2. Behavioral experiments
Instead of just thinking differently, CBT also invites you to test your beliefs. If you believe "everyone will judge me if I speak up," the experiment is: speak up once and observe what actually happens. Often, reality is much kinder than prediction.
3. Exposure and gradual approach
For anxiety and avoidance, CBT uses gradual exposure. Instead of avoiding the thing you fear, you approach it in small, manageable steps. Each step teaches your brain that the feared outcome does not happen, weakening the anxiety over time.
4. Activity scheduling
For depression, CBT often starts with behavior rather than thoughts. When you are depressed, you tend to withdraw, which makes you feel worse, which makes you withdraw more. Scheduling small, meaningful activities breaks this cycle - even when you do not feel like it at first.
What CBT helps with
CBT has strong research support for a wide range of conditions:
- Anxiety disorders (generalized anxiety, social anxiety, phobias)
- Depression
- OCD (obsessive-compulsive disorder)
- PTSD (post-traumatic stress disorder)
- Insomnia
- Chronic pain
- Eating disorders
- Stress and burnout
It is one of the most studied approaches in psychology, with decades of evidence supporting its effectiveness. It is also typically shorter-term than many other therapies - often 6 to 20 sessions.
How CBT connects to other approaches
CBT is one approach among many, and it works well alongside others:
- Grounding and box breathing help you calm down enough to use CBT tools
- Emotional labeling is often the first step in a CBT process - naming what you feel before examining what you think
- DBT grew out of CBT and adds skills for emotional regulation and interpersonal effectiveness
- ACT shares CBT's focus on thoughts but takes a different approach - accepting them rather than challenging them
- Stoic philosophy anticipated many CBT ideas by two thousand years - the Stoics taught that it is not events but our judgments about events that cause suffering
Frequently asked questions
What is CBT in simple terms?
CBT (Cognitive Behavioral Therapy) is a form of therapy that helps you identify and change unhelpful thought patterns that affect your emotions and behavior. The core idea is that your thoughts, feelings, and actions are all connected, and by changing one, you can shift the others.
What does CBT help with?
CBT is one of the most researched and effective treatments for anxiety, depression, OCD, PTSD, insomnia, and phobias. It is also used for stress management, anger issues, relationship problems, and chronic pain.
How long does CBT take to work?
CBT is typically a shorter-term therapy, often ranging from 6 to 20 sessions. Many people notice improvements within the first few weeks. The skills you learn are designed to be used independently after therapy ends.

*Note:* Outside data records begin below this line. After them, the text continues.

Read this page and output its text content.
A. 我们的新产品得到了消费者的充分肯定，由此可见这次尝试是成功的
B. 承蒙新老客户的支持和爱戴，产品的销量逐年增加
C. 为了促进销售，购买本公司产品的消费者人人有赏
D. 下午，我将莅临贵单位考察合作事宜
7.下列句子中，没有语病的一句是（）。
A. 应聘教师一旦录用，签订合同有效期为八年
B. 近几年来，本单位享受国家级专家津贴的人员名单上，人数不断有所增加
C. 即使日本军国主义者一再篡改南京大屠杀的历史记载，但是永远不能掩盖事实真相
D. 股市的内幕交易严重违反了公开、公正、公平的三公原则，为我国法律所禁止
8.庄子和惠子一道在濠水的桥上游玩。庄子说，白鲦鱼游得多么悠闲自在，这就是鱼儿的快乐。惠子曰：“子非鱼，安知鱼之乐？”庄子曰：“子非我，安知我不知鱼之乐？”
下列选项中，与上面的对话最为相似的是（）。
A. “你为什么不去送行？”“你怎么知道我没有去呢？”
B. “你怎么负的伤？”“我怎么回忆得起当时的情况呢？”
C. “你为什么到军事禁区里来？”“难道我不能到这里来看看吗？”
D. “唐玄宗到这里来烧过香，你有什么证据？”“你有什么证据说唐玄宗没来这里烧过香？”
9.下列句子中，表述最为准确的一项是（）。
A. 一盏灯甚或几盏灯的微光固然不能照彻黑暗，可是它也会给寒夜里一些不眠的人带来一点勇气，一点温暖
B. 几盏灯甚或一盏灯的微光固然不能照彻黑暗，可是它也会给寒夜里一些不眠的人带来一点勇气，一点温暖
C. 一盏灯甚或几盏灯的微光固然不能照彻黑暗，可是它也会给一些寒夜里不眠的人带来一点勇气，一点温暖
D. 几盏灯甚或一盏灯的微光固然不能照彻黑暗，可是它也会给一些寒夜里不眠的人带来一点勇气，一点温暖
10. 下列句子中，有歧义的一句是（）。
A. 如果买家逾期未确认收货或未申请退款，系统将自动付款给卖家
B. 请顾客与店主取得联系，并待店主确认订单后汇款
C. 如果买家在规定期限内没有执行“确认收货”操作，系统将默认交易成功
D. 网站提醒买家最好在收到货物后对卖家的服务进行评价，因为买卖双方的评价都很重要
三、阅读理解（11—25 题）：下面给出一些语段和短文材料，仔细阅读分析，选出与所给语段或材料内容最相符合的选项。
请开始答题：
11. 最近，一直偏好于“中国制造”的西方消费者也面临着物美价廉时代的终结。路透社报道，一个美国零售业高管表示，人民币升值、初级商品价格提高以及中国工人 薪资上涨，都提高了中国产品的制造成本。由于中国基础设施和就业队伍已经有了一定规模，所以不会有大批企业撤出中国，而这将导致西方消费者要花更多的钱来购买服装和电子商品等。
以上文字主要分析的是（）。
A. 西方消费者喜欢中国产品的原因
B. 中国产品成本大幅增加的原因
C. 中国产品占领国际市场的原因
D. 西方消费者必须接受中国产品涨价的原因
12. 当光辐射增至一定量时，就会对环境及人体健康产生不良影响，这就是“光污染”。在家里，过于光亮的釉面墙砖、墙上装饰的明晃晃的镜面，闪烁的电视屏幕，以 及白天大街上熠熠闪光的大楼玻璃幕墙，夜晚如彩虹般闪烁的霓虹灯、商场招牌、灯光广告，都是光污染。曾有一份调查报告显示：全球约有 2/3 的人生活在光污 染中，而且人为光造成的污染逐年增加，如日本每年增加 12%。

What is a cognitive distortion?
A cognitive distortion is a habitual pattern of thinking that is inaccurate or exaggerated. Common examples include catastrophizing (assuming the worst), all-or-nothing thinking (seeing things as completely good or bad), and mind reading (assuming you know what others think). CBT helps you recognize and reframe these patterns.
Can you do CBT on your own?
Many CBT techniques can be practiced on your own through self-help books, apps, or AI companions. However, for clinical conditions like severe depression or PTSD, working with a trained therapist is recommended. Self-guided CBT works best for mild to moderate symptoms and general wellbeing.